I always remember when asking mom for ideas when gift giving days were near, her request in response was always the same. She would say, I just want you girls to continue to love one another. My parents valued family relationships and knew how easily the enemy could cause dissension and bring division. Their prayer continually was lifted to God, asking Him to keep us close, forgiving and supportive of one another.
Has there been any sibling rivalry? Of course. We sisters are human, but disagreements never fester or last. We treasure one another far too much to allow a misunderstanding or differing of opinion to create a lasting wedge between us. And we saw this lived out in our mom and dad. They took the wisdom of Ephesians 4 seriously and never went to bed upset with one another, resolving to restore relationships quickly.

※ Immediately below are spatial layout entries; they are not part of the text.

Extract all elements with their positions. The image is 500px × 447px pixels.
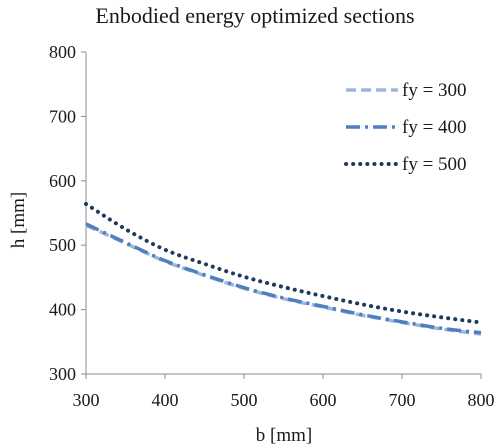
x-tick-label: 700 <box>389 390 416 410</box>
x-tick-label: 300 <box>73 390 100 410</box>
chart-title: Enbodied energy optimized sections <box>95 3 414 28</box>
y-tick-label: 500 <box>49 235 76 255</box>
y-tick-label: 600 <box>49 171 76 191</box>
series-line-3 <box>84 201 483 325</box>
series-line-2 <box>85 222 482 335</box>
y-axis-label: h [mm] <box>8 192 29 248</box>
legend-label-1: fy = 300 <box>402 80 467 101</box>
x-tick-label: 800 <box>468 390 495 410</box>
y-tick-label: 300 <box>49 364 76 384</box>
y-tick-label: 400 <box>49 300 76 320</box>
y-tick-label: 700 <box>49 106 76 126</box>
legend-label-2: fy = 400 <box>402 117 467 138</box>
series-line-1 <box>85 223 482 336</box>
legend-label-3: fy = 500 <box>402 154 467 175</box>
x-tick-label: 600 <box>310 390 337 410</box>
series-layer <box>84 201 483 336</box>
y-tick-label: 800 <box>49 42 76 62</box>
axes: 300 400 500 600 700 800 300 400 500 600 700 800 <box>49 42 495 410</box>
legend: fy = 300 fy = 400 fy = 500 <box>344 80 467 175</box>
x-axis-label: b [mm] <box>256 425 312 446</box>
x-tick-label: 500 <box>231 390 258 410</box>
x-tick-label: 400 <box>152 390 179 410</box>
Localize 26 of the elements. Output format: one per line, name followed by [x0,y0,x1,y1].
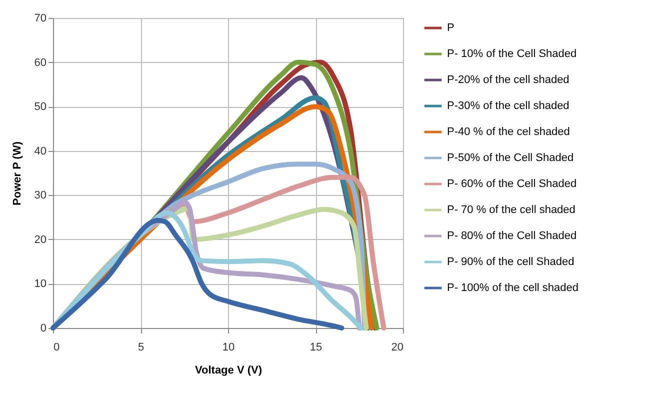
legend-label: P-40 % of the cel shaded [447,126,570,138]
legend-label: P- 70 % of the cell shaded [447,204,576,216]
legend-label: P-20% of the cell shaded [447,74,570,86]
legend-label: P- 100% of the cell shaded [447,282,578,294]
legend-label: P [447,22,454,34]
legend-label: P- 60% of the Cell Shaded [447,178,577,190]
y-tick-label: 30 [34,190,46,202]
y-axis-title: Power P (W) [11,141,24,206]
legend-label: P- 80% of the Cell Shaded [447,230,577,242]
legend-label: P-30% of the cell shaded [447,100,570,112]
x-tick-label: 5 [138,342,144,354]
y-tick-label: 0 [40,322,46,334]
y-tick-label: 70 [34,12,46,24]
y-tick-label: 20 [34,234,46,246]
y-tick-label: 50 [34,101,46,114]
x-axis-title: Voltage V (V) [194,364,262,376]
x-tick-label: 15 [310,342,322,354]
x-tick-label: 0 [54,342,60,354]
x-tick-label: 10 [222,342,235,354]
y-tick-label: 40 [34,145,46,158]
x-tick-label: 20 [391,342,404,354]
legend-label: P- 10% of the Cell Shaded [447,48,577,60]
legend-label: P-50% of the Cell Shaded [447,152,574,164]
y-tick-label: 10 [34,278,46,290]
y-tick-label: 60 [34,56,46,69]
legend-label: P- 90% of the cell Shaded [447,256,574,268]
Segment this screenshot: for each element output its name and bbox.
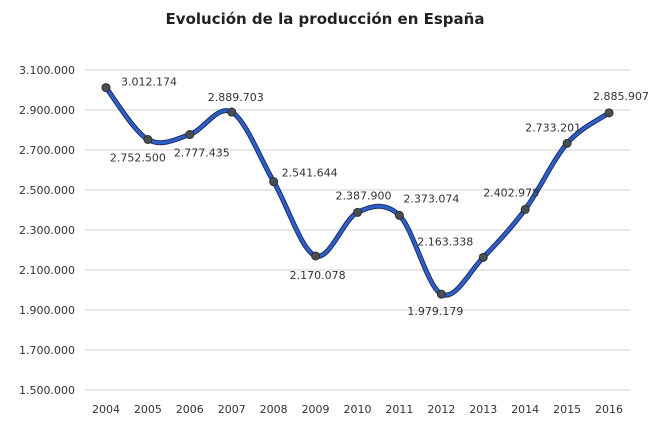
data-point	[353, 207, 362, 217]
data-label: 3.012.174	[121, 76, 177, 89]
data-label: 1.979.179	[407, 305, 463, 318]
y-tick-label: 2.300.000	[19, 224, 75, 237]
data-label: 2.541.644	[282, 167, 338, 180]
data-label: 2.777.435	[174, 147, 230, 160]
data-point	[101, 83, 111, 93]
data-point	[311, 251, 321, 261]
x-tick-label: 2015	[553, 403, 581, 416]
x-tick-label: 2012	[427, 403, 455, 416]
y-tick-label: 1.700.000	[19, 344, 75, 357]
data-point	[185, 130, 195, 140]
x-tick-label: 2004	[92, 403, 120, 416]
data-points	[101, 83, 614, 299]
x-tick-label: 2013	[469, 403, 497, 416]
data-label: 2.733.201	[525, 121, 581, 134]
chart-title: Evolución de la producción en España	[165, 10, 485, 28]
y-tick-label: 2.500.000	[19, 184, 75, 197]
y-tick-label: 3.100.000	[19, 64, 75, 77]
data-label: 2.373.074	[403, 192, 459, 205]
data-label: 2.402.978	[483, 186, 539, 199]
data-point	[478, 252, 488, 262]
x-tick-label: 2007	[218, 403, 246, 416]
y-tick-label: 2.700.000	[19, 144, 75, 157]
data-point	[143, 135, 153, 144]
data-point	[562, 138, 572, 148]
data-label: 2.387.900	[336, 189, 392, 202]
x-tick-label: 2005	[134, 403, 162, 416]
data-point	[227, 107, 237, 117]
x-tick-label: 2011	[385, 403, 413, 416]
y-tick-label: 1.900.000	[19, 304, 75, 317]
y-tick-label: 2.900.000	[19, 104, 75, 117]
data-label: 2.170.078	[290, 269, 346, 282]
x-tick-label: 2009	[302, 403, 330, 416]
x-tick-label: 2008	[260, 403, 288, 416]
y-tick-label: 1.500.000	[19, 384, 75, 397]
data-point	[520, 204, 530, 214]
data-point	[269, 177, 279, 187]
x-tick-label: 2014	[511, 403, 539, 416]
data-label: 2.752.500	[110, 152, 166, 165]
x-tick-label: 2016	[595, 403, 623, 416]
data-labels: 3.012.174 2.752.500 2.777.435 2.889.703 2.54…	[110, 76, 649, 319]
y-tick-label: 2.100.000	[19, 264, 75, 277]
data-label: 2.163.338	[417, 235, 473, 248]
data-point	[394, 210, 404, 220]
x-tick-label: 2010	[344, 403, 372, 416]
data-point	[604, 108, 614, 118]
x-tick-label: 2006	[176, 403, 204, 416]
data-label: 2.885.907	[593, 90, 649, 103]
gridlines	[85, 69, 630, 391]
data-label: 2.889.703	[208, 91, 264, 104]
axes: 1.500.000 1.700.000 1.900.000 2.100.000 2.30…	[19, 64, 623, 416]
data-point	[436, 289, 446, 299]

In speaking with many of my friends, I know my family upbringing was unique. What I assumed everyone experienced in their home amongst their family has truly been a gift from God. I'm thankful to say that we see the same value of relationship being carried out in the generation that is following us and we don't take it for granted. I thank the Lord continually as I observe our extended family encouraging, supporting and loving one another. I understand mom's gift request more and more, knowing how much the enemy would love to cause discord and estrangement within the ties that bind.
David and Absalom's conflict could have been healed. Both had been party to actions, or inaction that fed the alienation. Both in their grief responded inappropriately to the trauma their family suffered when Tamar became a victim to Amnon's lust. But, two wrongs never make it right.
Joab, in an effort to try and mediate between father and son, enlists the help of a wise woman from Tekoa with a fictitious story of a mother and her prodigal son. The staged tactic is successful and David summons Absalom home, but with strict conditions. The opportunity for a genuine reunion doesn't come again until hearts are too cold.
Friends, life is too short. We don't know how many days we will have here on earth. Severed and strained family relationships are not pleasing to the Lord. You're right, I don't know your circumstances and the horrific things that may have cut your ties with relatives, maybe even those living under the same roof, but just as God devises ways to bring us back when we have been separated from Him (2 Samuel 14:14b), He can bring about restoration in your relationships. God refuses to allow us to remain banished from Him, and as Philips, Craig and Dean sing in their song "He'll do whatever it takes", His grace reaches lower than our worst mistakes and His love runs further than we can run away.
Father, empower us today to make every effort to live in peace with all and to be holy. Help us to see to it that no bitter root grows up to cause trouble, enabling us by Your power to love as You love, considering others above ourselves.